More than 20 million Americans have chronic kidney disease
The Mediterranean diet—higher consumption of fruits, veggies, fish, legumes and heart-healthy fats—is already associated with providing protection against high blood pressure. Now a new study finds adhering to this diet may also significantly reduce the risk of developing chronic kidney disease. This is especially good news for black folks, since more than 1 in 3 kidney failure patients in this country is African American.
Chronic kidney disease is a growing epidemic. There has been progress in protecting against kidney disease and its progression through aggressive treatment of hypertension and diabetes, two major risk factors for kidney disease, but many people still experience declining kidney function as they age.
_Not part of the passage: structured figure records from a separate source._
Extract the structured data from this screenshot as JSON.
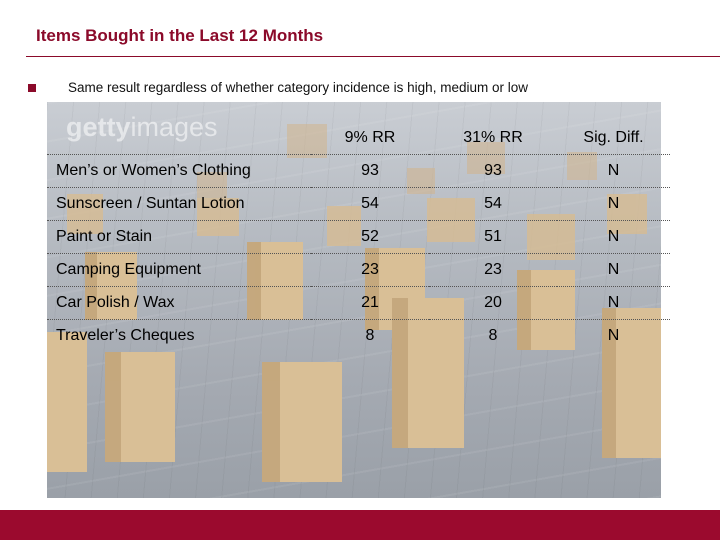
{
  "slide": {
    "title": "Items Bought in the Last 12 Months",
    "subtitle": "Same result regardless of whether category incidence is high, medium or low"
  },
  "watermark": {
    "part1": "getty",
    "part2": "images"
  },
  "table": {
    "headers": [
      "",
      "9% RR",
      "31% RR",
      "Sig. Diff."
    ],
    "rows": [
      {
        "item": "Men’s or Women’s Clothing",
        "rr9": "93",
        "rr31": "93",
        "sig": "N"
      },
      {
        "item": "Sunscreen / Suntan Lotion",
        "rr9": "54",
        "rr31": "54",
        "sig": "N"
      },
      {
        "item": "Paint or Stain",
        "rr9": "52",
        "rr31": "51",
        "sig": "N"
      },
      {
        "item": "Camping Equipment",
        "rr9": "23",
        "rr31": "23",
        "sig": "N"
      },
      {
        "item": "Car Polish / Wax",
        "rr9": "21",
        "rr31": "20",
        "sig": "N"
      },
      {
        "item": "Traveler’s Cheques",
        "rr9": "8",
        "rr31": "8",
        "sig": "N"
      }
    ]
  },
  "colors": {
    "accent": "#8b0a2a",
    "footer": "#9b0a2e"
  }
}
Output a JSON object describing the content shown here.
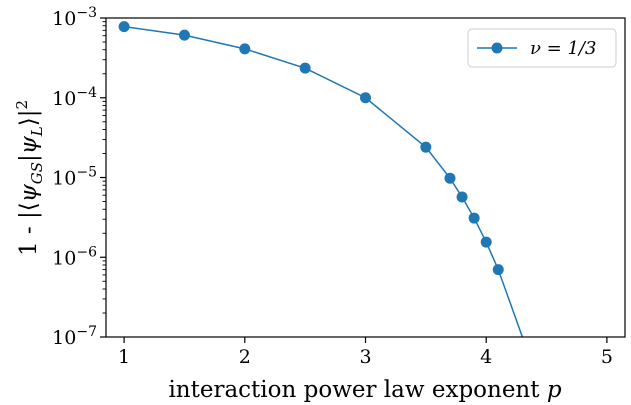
{
  "chart_data": {
    "type": "line",
    "xlabel": "interaction power law exponent p",
    "ylabel": "1 - |⟨ψGS|ψL⟩|²",
    "y_scale": "log",
    "xlim": [
      0.85,
      5.15
    ],
    "ylim": [
      1e-07,
      0.001
    ],
    "x_ticks": [
      1,
      2,
      3,
      4,
      5
    ],
    "x_tick_labels": [
      "1",
      "2",
      "3",
      "4",
      "5"
    ],
    "y_ticks": [
      1e-07,
      1e-06,
      1e-05,
      0.0001,
      0.001
    ],
    "y_tick_labels": [
      {
        "base": "10",
        "exp": "−7"
      },
      {
        "base": "10",
        "exp": "−6"
      },
      {
        "base": "10",
        "exp": "−5"
      },
      {
        "base": "10",
        "exp": "−4"
      },
      {
        "base": "10",
        "exp": "−3"
      }
    ],
    "grid": false,
    "legend_position": "top-right",
    "series": [
      {
        "name": "ν = 1/3",
        "color": "#1f77b4",
        "marker": "circle",
        "x": [
          1.0,
          1.5,
          2.0,
          2.5,
          3.0,
          3.5,
          3.7,
          3.8,
          3.9,
          4.0,
          4.1
        ],
        "y": [
          0.00078,
          0.00061,
          0.00041,
          0.000235,
          0.0001,
          2.4e-05,
          9.8e-06,
          5.7e-06,
          3.1e-06,
          1.55e-06,
          7e-07
        ],
        "line_extension": {
          "x": [
            4.1,
            4.3
          ],
          "y": [
            7e-07,
            1e-07
          ]
        }
      }
    ]
  }
}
“Many studies have found a favorable association between the Mediterranean diet and a variety of health outcomes, including those related to cardiovascular disease, Alzheimer’s disease, diabetes and cancer, among others,” says study author Minesh Khatri, M.D., of Columbia University Medical Center. “There is increasing evidence that poor diet is associated with kidney disease, but it is unknown whether the benefits of a Mediterranean diet could extend to kidney health as well.”
For the study, researchers analyzed 900 participants for almost seven years. They discovered:
Every one-point increase in a Mediterranean diet score was associated with a 17 percent decreased likelihood of developing chronic kidney disease.
Dietary patterns that closely resembled the Mediterranean diet were linked with a 50 percent reduced risk of developing chronic kidney disease and a 42 percent reduced risk of experiencing kidney function decline.
Though the study linked a Mediterranean diet to a reduced risk of kidney disease, experts note that it is only one component of an overall healthy lifestyle.